In Examples 1 and 2 in which the gas phase in the reactor was pressurized with air to dissolve oxygen in the reaction solution and transesterification was performed, Examples 1 and 2 were compared with Comparative Examples in which the reaction was performed in a nitrogen atmosphere. Product formation was suppressed, and the selectivity for the target product, butyl methacrylate, was high.
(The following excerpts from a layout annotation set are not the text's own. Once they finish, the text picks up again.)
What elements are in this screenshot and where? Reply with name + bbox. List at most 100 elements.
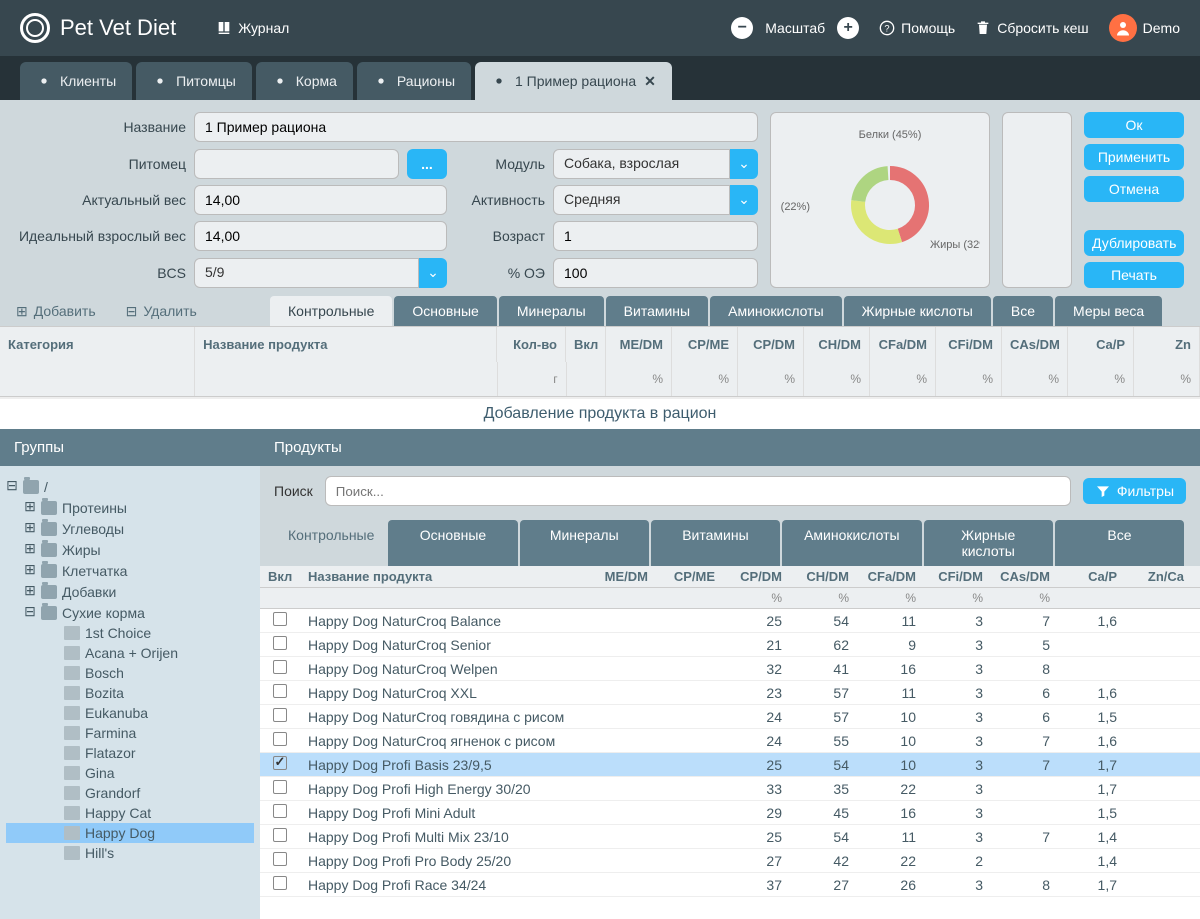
product-tab[interactable]: Основные — [388, 520, 517, 566]
add-button[interactable]: ⊞Добавить — [16, 303, 96, 320]
tree-item[interactable]: Hill's — [6, 843, 254, 863]
zoom-in-button[interactable]: + — [837, 17, 859, 39]
checkbox[interactable] — [273, 732, 287, 746]
activity-dropdown-icon[interactable]: ⌄ — [730, 185, 758, 215]
nutri-tab[interactable]: Минералы — [499, 296, 604, 326]
activity-label: Активность — [455, 192, 545, 208]
product-tab[interactable]: Аминокислоты — [782, 520, 922, 566]
product-row[interactable]: Happy Dog NaturCroq XXL235711361,6 — [260, 681, 1200, 705]
nutri-tab[interactable]: Все — [993, 296, 1053, 326]
paw-icon — [491, 73, 507, 89]
oe-label: % ОЭ — [455, 265, 545, 281]
bcs-select[interactable]: 5/9 — [194, 258, 419, 288]
close-icon[interactable]: ✕ — [644, 73, 656, 90]
tree-folder[interactable]: ⊞Протеины — [6, 497, 254, 518]
user-menu[interactable]: Demo — [1109, 14, 1180, 42]
tree-item[interactable]: Eukanuba — [6, 703, 254, 723]
checkbox[interactable] — [273, 852, 287, 866]
nutri-tab[interactable]: Витамины — [606, 296, 708, 326]
checkbox[interactable] — [273, 780, 287, 794]
actual-weight-input[interactable] — [194, 185, 447, 215]
cancel-button[interactable]: Отмена — [1084, 176, 1184, 202]
product-row[interactable]: Happy Dog NaturCroq Senior2162935 — [260, 633, 1200, 657]
product-tab[interactable]: Минералы — [520, 520, 649, 566]
checkbox[interactable] — [273, 756, 287, 770]
tree-folder[interactable]: ⊞Углеводы — [6, 518, 254, 539]
minus-icon: ⊟ — [126, 303, 138, 320]
tab-клиенты[interactable]: Клиенты — [20, 62, 132, 100]
help-button[interactable]: ? Помощь — [879, 20, 955, 36]
tab-рационы[interactable]: Рационы — [357, 62, 471, 100]
product-row[interactable]: Happy Dog Profi Mini Adult29451631,5 — [260, 801, 1200, 825]
tab-корма[interactable]: Корма — [256, 62, 353, 100]
tree-item[interactable]: Happy Dog — [6, 823, 254, 843]
journal-link[interactable]: Журнал — [216, 20, 289, 36]
bcs-dropdown-icon[interactable]: ⌄ — [419, 258, 447, 288]
tree-folder[interactable]: ⊞Добавки — [6, 581, 254, 602]
product-tab[interactable]: Все — [1055, 520, 1184, 566]
ideal-weight-input[interactable] — [194, 221, 447, 251]
tree-root[interactable]: ⊟/ — [6, 476, 254, 497]
product-tab[interactable]: Жирные кислоты — [924, 520, 1053, 566]
pet-lookup-button[interactable]: ... — [407, 149, 447, 179]
tree-item[interactable]: Gina — [6, 763, 254, 783]
warnings-panel — [1002, 112, 1072, 288]
product-row[interactable]: Happy Dog Profi Basis 23/9,5255410371,7 — [260, 753, 1200, 777]
pet-label: Питомец — [16, 156, 186, 172]
zoom-out-button[interactable]: − — [731, 17, 753, 39]
filters-button[interactable]: Фильтры — [1083, 478, 1186, 504]
svg-text:Белки (45%): Белки (45%) — [859, 130, 922, 141]
nutri-tab[interactable]: Аминокислоты — [710, 296, 842, 326]
checkbox[interactable] — [273, 636, 287, 650]
reset-cache-button[interactable]: Сбросить кеш — [975, 20, 1088, 36]
tree-folder[interactable]: ⊟Сухие корма — [6, 602, 254, 623]
tree-item[interactable]: Bozita — [6, 683, 254, 703]
product-row[interactable]: Happy Dog Profi Multi Mix 23/10255411371… — [260, 825, 1200, 849]
product-row[interactable]: Happy Dog NaturCroq Balance255411371,6 — [260, 609, 1200, 633]
checkbox[interactable] — [273, 804, 287, 818]
tree-folder[interactable]: ⊞Жиры — [6, 539, 254, 560]
module-select[interactable]: Собака, взрослая — [553, 149, 730, 179]
tree-item[interactable]: Flatazor — [6, 743, 254, 763]
product-row[interactable]: Happy Dog Profi Race 34/24372726381,7 — [260, 873, 1200, 897]
nutri-tab[interactable]: Меры веса — [1055, 296, 1162, 326]
print-button[interactable]: Печать — [1084, 262, 1184, 288]
product-row[interactable]: Happy Dog Profi High Energy 30/203335223… — [260, 777, 1200, 801]
tab-1-пример-рациона[interactable]: 1 Пример рациона✕ — [475, 62, 672, 100]
apply-button[interactable]: Применить — [1084, 144, 1184, 170]
tree-item[interactable]: Grandorf — [6, 783, 254, 803]
product-row[interactable]: Happy Dog NaturCroq говядина с рисом2457… — [260, 705, 1200, 729]
nutri-tab[interactable]: Контрольные — [270, 296, 392, 326]
tree-item[interactable]: Happy Cat — [6, 803, 254, 823]
name-input[interactable] — [194, 112, 758, 142]
checkbox[interactable] — [273, 708, 287, 722]
product-row[interactable]: Happy Dog Profi Pro Body 25/2027422221,4 — [260, 849, 1200, 873]
tree-item[interactable]: Bosch — [6, 663, 254, 683]
product-row[interactable]: Happy Dog NaturCroq ягненок с рисом24551… — [260, 729, 1200, 753]
tree-item[interactable]: 1st Choice — [6, 623, 254, 643]
nutri-tab[interactable]: Жирные кислоты — [844, 296, 991, 326]
checkbox[interactable] — [273, 876, 287, 890]
tree-folder[interactable]: ⊞Клетчатка — [6, 560, 254, 581]
tab-питомцы[interactable]: Питомцы — [136, 62, 252, 100]
search-input[interactable] — [325, 476, 1071, 506]
groups-tree: ⊟/⊞Протеины⊞Углеводы⊞Жиры⊞Клетчатка⊞Доба… — [0, 466, 260, 919]
checkbox[interactable] — [273, 828, 287, 842]
age-input[interactable] — [553, 221, 758, 251]
product-tab[interactable]: Витамины — [651, 520, 780, 566]
ok-button[interactable]: Ок — [1084, 112, 1184, 138]
checkbox[interactable] — [273, 684, 287, 698]
oe-input[interactable] — [553, 258, 758, 288]
pet-input[interactable] — [194, 149, 399, 179]
module-dropdown-icon[interactable]: ⌄ — [730, 149, 758, 179]
product-row[interactable]: Happy Dog NaturCroq Welpen32411638 — [260, 657, 1200, 681]
tree-item[interactable]: Acana + Orijen — [6, 643, 254, 663]
duplicate-button[interactable]: Дублировать — [1084, 230, 1184, 256]
checkbox[interactable] — [273, 660, 287, 674]
nutri-tab[interactable]: Основные — [394, 296, 496, 326]
delete-button[interactable]: ⊟Удалить — [126, 303, 197, 320]
checkbox[interactable] — [273, 612, 287, 626]
tree-item[interactable]: Farmina — [6, 723, 254, 743]
activity-select[interactable]: Средняя — [553, 185, 730, 215]
grid-header: Категория Название продукта Кол-во Вкл M… — [0, 326, 1200, 362]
Industrial applicability

According to the invention, the transesterification of (meth) acrylates with alcohols In the reaction, the polymerization of the (meth) acrylate can be more effectively prevented, and the desired (meth) acrylate can be produced at a high selectivity.

Claims

The scope of the claims

1. A method for producing a (meth) acrylic ester of an alcohol by transesterification of the (meth) acrylic ester with an alcohol,

 In the reactor, there are a liquid phase portion, which is a reaction solution containing a (meth) acrylate and an alcohol, and a gas phase portion.

 The method for producing a (meth) acrylate ester, wherein the gas exchange portion is pressurized with an oxygen-containing gas to dissolve oxygen in the reaction solution, and the ester exchange reaction is performed.

2. The method for producing a (meth) acrylate according to claim 1, wherein the oxygen-containing gas contains 20% by volume or more of oxygen.

3. The (meth) acrylic ester according to claim 1 or 2, wherein a gauge pressure of a gas phase part in the reactor is 0.05 to 0.5 MPa during the transesterification reaction. Method.